Physician assistant dr. Margriet Kwint (Antoni van Leeuwenhoek, Amsterdam) promoveerde op 18 mei jl. op de evaluatie van verschillende strategieën om de bestralingsbehandeling te optimaliseren voor patiënten met lokaal gevorderd, niet-kleincellig longcarcinoom.1
Margriet Kwint is niet de eerste physician assistant die promoveert, maar wel de eerste binnen de radiotherapie. Het proces hier naartoe verliep gaandeweg. Kwint studeerde af op onderzoek naar dysfagie bij patiënten die radiotherapie krijgen. Haar bevindingen leidden tot een artikel in een medisch tijdschrift en een presentatie op een congres. “Zo werd ik wegwijs in de wereld van het onderzoek”, vertelt ze. “Volgende onderzoeksprojecten leidden in 2017 tot het begin van mijn promotietraject.
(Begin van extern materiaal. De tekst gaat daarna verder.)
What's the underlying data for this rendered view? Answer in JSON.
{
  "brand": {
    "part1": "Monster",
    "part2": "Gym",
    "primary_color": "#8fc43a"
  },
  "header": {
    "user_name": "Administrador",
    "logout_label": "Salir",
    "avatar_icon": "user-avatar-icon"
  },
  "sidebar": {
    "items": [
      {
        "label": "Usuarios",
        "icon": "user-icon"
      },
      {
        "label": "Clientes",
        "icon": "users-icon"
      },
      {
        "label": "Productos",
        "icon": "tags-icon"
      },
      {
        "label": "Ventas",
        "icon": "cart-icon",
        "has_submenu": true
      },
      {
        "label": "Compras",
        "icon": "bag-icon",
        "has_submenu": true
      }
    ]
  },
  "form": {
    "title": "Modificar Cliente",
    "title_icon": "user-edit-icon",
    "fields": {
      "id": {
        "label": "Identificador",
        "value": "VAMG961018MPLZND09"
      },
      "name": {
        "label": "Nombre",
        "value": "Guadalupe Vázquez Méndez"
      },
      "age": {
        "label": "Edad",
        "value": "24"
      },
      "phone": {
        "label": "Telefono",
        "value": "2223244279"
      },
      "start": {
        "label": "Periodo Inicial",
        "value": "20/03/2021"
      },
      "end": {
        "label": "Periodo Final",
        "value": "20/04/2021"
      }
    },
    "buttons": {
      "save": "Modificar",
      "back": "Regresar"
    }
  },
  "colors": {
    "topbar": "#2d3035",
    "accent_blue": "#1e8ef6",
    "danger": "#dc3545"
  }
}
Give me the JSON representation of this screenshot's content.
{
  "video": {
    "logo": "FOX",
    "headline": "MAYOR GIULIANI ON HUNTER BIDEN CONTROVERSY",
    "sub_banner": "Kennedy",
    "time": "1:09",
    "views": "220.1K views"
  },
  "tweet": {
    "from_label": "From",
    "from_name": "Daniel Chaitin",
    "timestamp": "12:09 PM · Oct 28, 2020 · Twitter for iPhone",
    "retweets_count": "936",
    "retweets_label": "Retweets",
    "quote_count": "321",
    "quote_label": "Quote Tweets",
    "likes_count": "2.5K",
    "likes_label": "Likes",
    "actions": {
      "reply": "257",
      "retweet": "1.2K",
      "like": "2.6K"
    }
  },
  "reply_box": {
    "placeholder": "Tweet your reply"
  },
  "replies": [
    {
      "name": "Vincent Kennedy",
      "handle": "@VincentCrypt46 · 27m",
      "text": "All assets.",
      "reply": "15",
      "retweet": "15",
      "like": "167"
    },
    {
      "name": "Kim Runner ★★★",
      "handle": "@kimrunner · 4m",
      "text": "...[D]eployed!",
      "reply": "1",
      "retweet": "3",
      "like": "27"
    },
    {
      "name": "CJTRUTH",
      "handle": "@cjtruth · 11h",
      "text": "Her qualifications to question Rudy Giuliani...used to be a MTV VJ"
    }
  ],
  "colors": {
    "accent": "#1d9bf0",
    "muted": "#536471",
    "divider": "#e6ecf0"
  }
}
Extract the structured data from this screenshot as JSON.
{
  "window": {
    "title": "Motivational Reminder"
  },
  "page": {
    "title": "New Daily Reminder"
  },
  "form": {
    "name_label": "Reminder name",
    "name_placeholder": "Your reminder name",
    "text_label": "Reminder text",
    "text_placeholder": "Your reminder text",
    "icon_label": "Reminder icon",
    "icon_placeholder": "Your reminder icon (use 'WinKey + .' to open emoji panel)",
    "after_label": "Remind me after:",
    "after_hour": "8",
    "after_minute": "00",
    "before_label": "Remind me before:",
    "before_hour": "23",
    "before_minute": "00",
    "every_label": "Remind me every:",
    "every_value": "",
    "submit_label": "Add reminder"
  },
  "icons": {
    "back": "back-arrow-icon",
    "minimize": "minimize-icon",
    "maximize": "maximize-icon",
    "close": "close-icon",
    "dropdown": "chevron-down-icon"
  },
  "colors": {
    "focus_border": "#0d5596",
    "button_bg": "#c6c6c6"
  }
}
Het past in mijn streven om het werk in de kliniek en onderzoek met elkaar te verbinden in mijn werk. Met mijn promotie laat ik ook meteen aan mijn collega-physician assistants zien dat die ruimte er dus is.”
Beperkt behandelresultaat
De focus in het onderzoek van Kwint ligt op patiënten met lokaal gevorderd, niet-kleincellig longcarcinoom (LA-NSCLC). De standaardbehandeling in dit ziektestadium is gelijktijdige chemo-radiotherapie (CCRT) met adjuvante immunotherapie bij patiënten zonder progressie na CCRT. Een behandeling die gepaard gaat met toxiciteit (onder andere dysfagie, haar eerdere studieonderwerp) en waarvan de algehele overleving, ondanks dat het een op genezing gerichte behandeling is, nog steeds slecht is. “Deze patiënten zijn net het stadium voorbij dat een operatie nog technisch uitvoerbaar is om het tumorweefsel 100% te verwijderen”, zegt Kwint. “Slechts bij 5% is dit in tweede instantie, na de standaardbehandeling dus, toch nog geïndiceerd. Een hoge dosis radiotherapie gecombineerd met systemische behandeling is momenteel de beste beschikbare behandeling.”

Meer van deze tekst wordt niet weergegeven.